Bath Tourism Plus has commissioned Dr Amy Frost, Curator of Beckford’s Tower to record a new MP3 audio guide to Bath that visitors can download from www.visitbath.co.uk free of charge. They can use this guide to walk around the city at their own pace.  It explains why Bath is one of only three cities in the world to have World Heritage status and tells visitors how to discover more about the city’s fascinating history in its museums.  In many ways Bath is like a virtual museum with a piece of history around every corner.

“Bath in 100 objects” will demonstrate the wonderful collection of historic and quirky objects that are housed within the 17 museums.  Museums have been invited to nominate the objects.  Objects will include the golden Minerva’s head from the Roman Baths, one of the most significant finds; an eighteenth century dog wheel used for turning meat roasting on a spit; a Bath chair and the original seven foot plug from the Hot Bath which is now on display at the Thermae Spa Visitor Centre.  Bath also has a rich industrial heritage very much in evidence at the Bath at Work Museum where visitors can see a complete Nineteenth century mineral water factory and a Hortsmann Car, one of the first to be manufactured in Bath.
Bath will designate a “museum of the month” on www.visitbath.co.uk; stage a series of lectures at each of the museums and create city wide events like World Heritage Day in April and Museums at Night in May.

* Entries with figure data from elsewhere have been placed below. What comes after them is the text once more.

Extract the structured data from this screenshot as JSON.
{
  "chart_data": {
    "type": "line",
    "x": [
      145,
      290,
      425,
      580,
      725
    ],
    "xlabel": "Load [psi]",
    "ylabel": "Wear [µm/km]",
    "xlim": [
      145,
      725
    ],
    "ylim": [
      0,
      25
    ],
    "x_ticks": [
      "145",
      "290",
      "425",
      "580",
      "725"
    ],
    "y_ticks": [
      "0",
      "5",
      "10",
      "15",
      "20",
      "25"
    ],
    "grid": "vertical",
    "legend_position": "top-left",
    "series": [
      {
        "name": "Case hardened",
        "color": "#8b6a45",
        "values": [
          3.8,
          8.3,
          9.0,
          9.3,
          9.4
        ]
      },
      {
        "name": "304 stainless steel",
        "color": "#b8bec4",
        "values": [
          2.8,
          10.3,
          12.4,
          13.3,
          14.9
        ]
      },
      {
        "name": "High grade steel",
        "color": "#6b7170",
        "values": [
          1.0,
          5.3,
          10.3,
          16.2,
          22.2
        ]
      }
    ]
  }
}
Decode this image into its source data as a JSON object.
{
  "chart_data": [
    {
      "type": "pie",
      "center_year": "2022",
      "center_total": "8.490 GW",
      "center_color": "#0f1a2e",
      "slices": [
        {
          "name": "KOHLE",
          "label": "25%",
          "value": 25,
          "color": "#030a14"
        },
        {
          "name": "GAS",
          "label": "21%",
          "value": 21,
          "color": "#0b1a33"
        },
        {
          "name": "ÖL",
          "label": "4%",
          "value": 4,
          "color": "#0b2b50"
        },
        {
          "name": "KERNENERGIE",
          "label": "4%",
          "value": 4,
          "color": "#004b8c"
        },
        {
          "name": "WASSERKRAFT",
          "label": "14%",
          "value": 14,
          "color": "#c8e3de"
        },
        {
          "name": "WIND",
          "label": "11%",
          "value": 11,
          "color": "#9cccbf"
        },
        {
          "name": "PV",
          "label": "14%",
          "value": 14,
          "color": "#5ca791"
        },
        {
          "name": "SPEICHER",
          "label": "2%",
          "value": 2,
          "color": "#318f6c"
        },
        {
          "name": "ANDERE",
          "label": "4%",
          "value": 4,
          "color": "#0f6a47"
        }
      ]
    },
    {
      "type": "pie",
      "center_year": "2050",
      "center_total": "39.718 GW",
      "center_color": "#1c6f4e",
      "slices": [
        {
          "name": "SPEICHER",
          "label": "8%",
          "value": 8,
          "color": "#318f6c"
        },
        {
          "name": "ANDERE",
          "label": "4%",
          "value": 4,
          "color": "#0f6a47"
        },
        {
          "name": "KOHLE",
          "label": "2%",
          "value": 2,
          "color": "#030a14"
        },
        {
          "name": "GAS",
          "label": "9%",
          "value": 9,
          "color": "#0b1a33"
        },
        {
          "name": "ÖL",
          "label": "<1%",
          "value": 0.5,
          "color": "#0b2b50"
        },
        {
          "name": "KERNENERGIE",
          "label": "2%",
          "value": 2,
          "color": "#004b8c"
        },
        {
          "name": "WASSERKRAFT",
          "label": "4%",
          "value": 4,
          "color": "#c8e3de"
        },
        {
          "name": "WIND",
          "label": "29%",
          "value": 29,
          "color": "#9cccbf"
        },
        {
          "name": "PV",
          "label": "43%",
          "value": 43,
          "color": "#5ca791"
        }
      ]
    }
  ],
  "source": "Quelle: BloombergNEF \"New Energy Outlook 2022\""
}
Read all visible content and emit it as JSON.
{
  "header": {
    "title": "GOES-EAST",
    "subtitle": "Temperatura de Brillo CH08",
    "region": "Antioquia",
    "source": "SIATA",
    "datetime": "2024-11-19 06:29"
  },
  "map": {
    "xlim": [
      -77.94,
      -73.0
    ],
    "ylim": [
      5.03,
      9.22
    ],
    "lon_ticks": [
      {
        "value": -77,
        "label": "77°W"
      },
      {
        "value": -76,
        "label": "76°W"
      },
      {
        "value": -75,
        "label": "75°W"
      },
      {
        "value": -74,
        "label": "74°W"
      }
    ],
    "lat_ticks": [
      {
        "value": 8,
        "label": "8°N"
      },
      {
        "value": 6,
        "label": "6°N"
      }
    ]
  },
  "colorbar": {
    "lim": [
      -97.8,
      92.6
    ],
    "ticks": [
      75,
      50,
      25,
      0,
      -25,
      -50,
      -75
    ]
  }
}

The campaign launches with Heritage Open Week starting on 23rd October 2010 with a fun week of family activity across Bath and North East Somerset.  Local residents with a Discovery Card get free access to all the museums for this week.  Walks, talks and hands on fun are scheduled.  Come star gazing with the Herschel Museum of Astronomy; become a food explorer at No One Royal Crescent; learn about building ingredients at the Building of Bath Collection; go to Prior Park Landscape Gardens for Hallowe’en Happenings or follow a family trail through the Victoria Art Gallery.